Publication date: 10th April 2024
Energy storage systems are indispensable to power electric devices such as mobile phones, electric vehicles, and smart grids. Lithium-ion battery dominates the largest segment of the energy storage system market owing to its high energy density and long cycle life. However, flammable organic liquid electrolytes are used in lithium-ion batteries, which is an essential risk of fire and explosion accidents. Substituting water solvent for organic solvent directly approaches the safety issue. In particular, using proton as a charge carrier enables denser charge storage in electrode materials compared with other cations because proton possesses the smallest ionic radius.

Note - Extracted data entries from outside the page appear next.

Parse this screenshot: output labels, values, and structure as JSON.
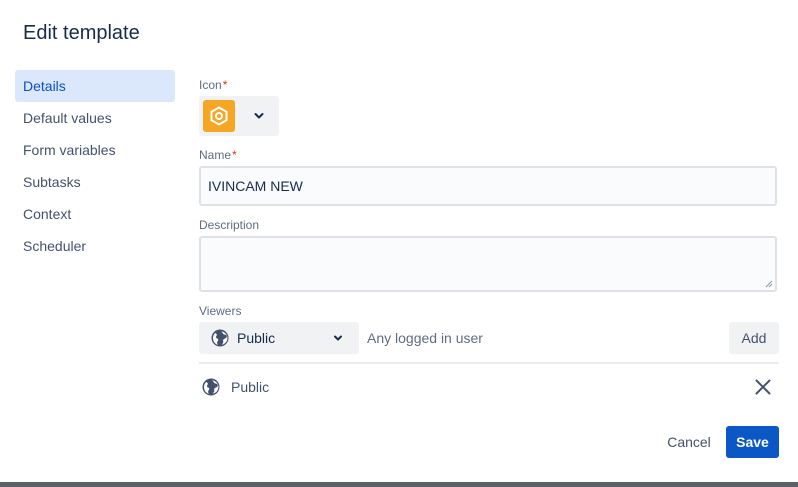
{
  "dialog": {
    "title": "Edit template"
  },
  "nav": {
    "items": [
      {
        "label": "Details",
        "active": true
      },
      {
        "label": "Default values"
      },
      {
        "label": "Form variables"
      },
      {
        "label": "Subtasks"
      },
      {
        "label": "Context"
      },
      {
        "label": "Scheduler"
      }
    ]
  },
  "form": {
    "icon": {
      "label": "Icon",
      "required_mark": "*",
      "selected_icon": "hexagon-icon",
      "tile_color": "#f5a623"
    },
    "name": {
      "label": "Name",
      "required_mark": "*",
      "value": "IVINCAM NEW"
    },
    "description": {
      "label": "Description",
      "value": ""
    },
    "viewers": {
      "label": "Viewers",
      "select_value": "Public",
      "hint": "Any logged in user",
      "add_label": "Add",
      "list": [
        {
          "label": "Public",
          "icon": "globe-icon"
        }
      ]
    }
  },
  "footer": {
    "cancel_label": "Cancel",
    "save_label": "Save"
  },
  "colors": {
    "accent": "#0c57c6",
    "nav_active_bg": "#dbe7fb",
    "required": "#de350b"
  }
}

Therefore, aqueous proton battery is enthusiastically developed as an alternative to lithium-ion batteries.1
In general, acidic electrolyte shows intense hydrogen evolution reaction (HER) just below 0 V vs SHE because of its high activity of proton. To suppress HER in aqueous rechargeable batteries, molecular crowding electrolytes can be used, where mixed crowding agents (macromolecules or small hydrophilic molecules) reduces activities of H2O/H3O+ at electrode-electrolyte interfaces.2,3 Meanwhile, active materials should also possess high durability against physical and chemical change upon charge/discharge. Especially, large volume expansion/shrinkage usually raise intra-particle cracking on active materials, which exacerbates parasitic reactions at electrode-electrolyte interfaces.

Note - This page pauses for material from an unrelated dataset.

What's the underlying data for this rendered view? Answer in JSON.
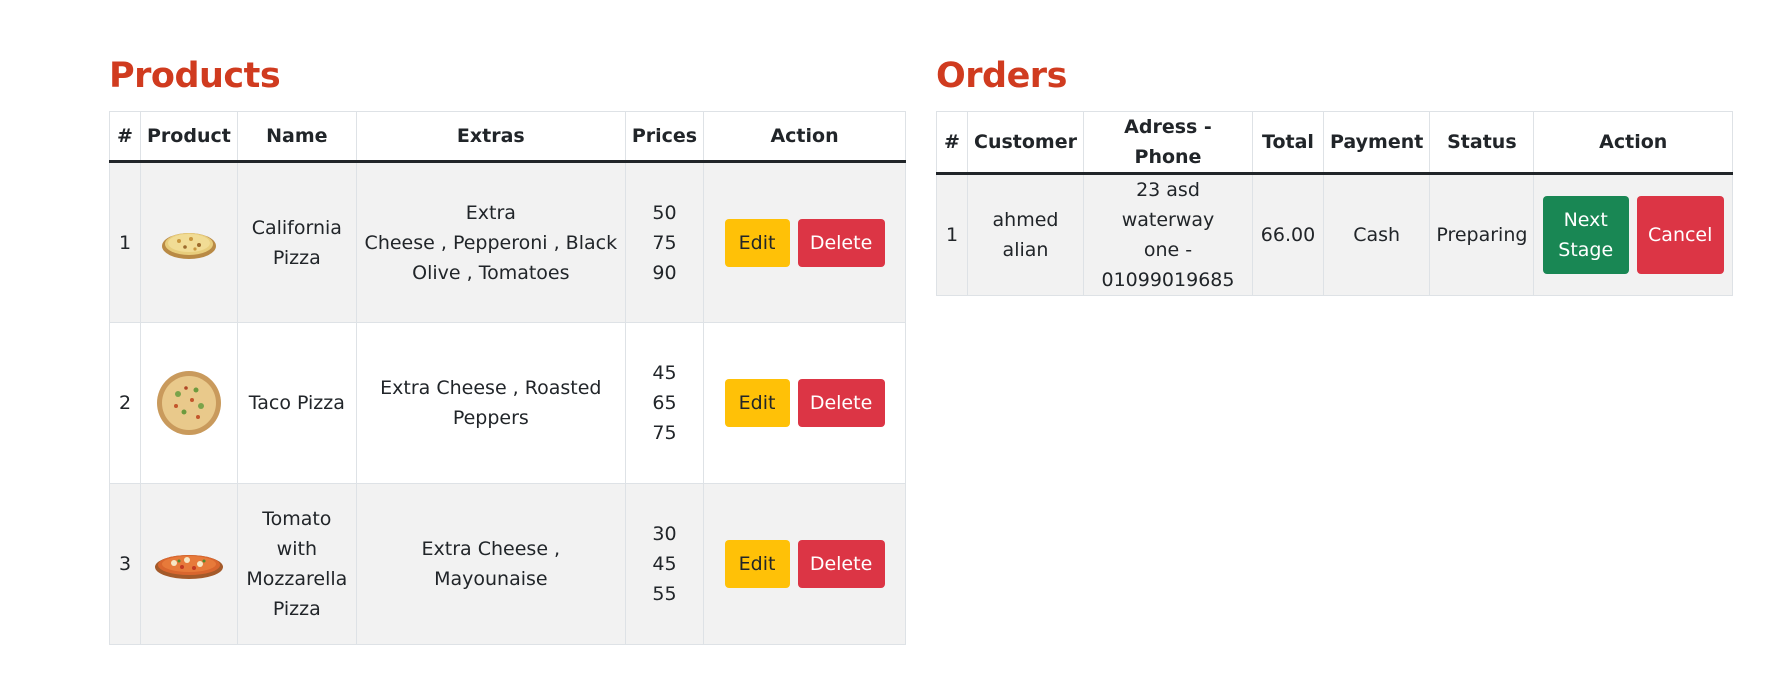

In this presentation, we show that Mo3Nb2O14 exhibits reversible five-proton intercalation in an acidic molecular crowding electrolyte. The strain-free nature of Mo3Nb2O14 upon charge/discharge per the formula unit (ΔV/V < 0.5%) is confirmed by 1H solid-state nuclear magnetic resonance spectroscopy, X-ray absorption spectroscopy, X-ray diffraction, atomic-resolution scanning transmission electron microscopy, and density functional theory calculations. As a consequence, intra-particle cracking is suppressed on Mo3Nb2O14 particles, which minimizes HER to achieve high Coulombic efficiencies (> 99.7%). Finally, a full-cell that consists of the Mo3Nb2O14 anode, the prussian blue analogue vanadium hexacyanoferrate cathode 4, and the acidic molecular crowding electrolyte retains 98.5% of the initial specific capacity after 1000 cycles.
This study was financially supported by the Core Research for Evolutional Science and Technology (CREST) program (No. JPMJCR21O6) from JST, and the Kazuchika Okura Memorial Foundation.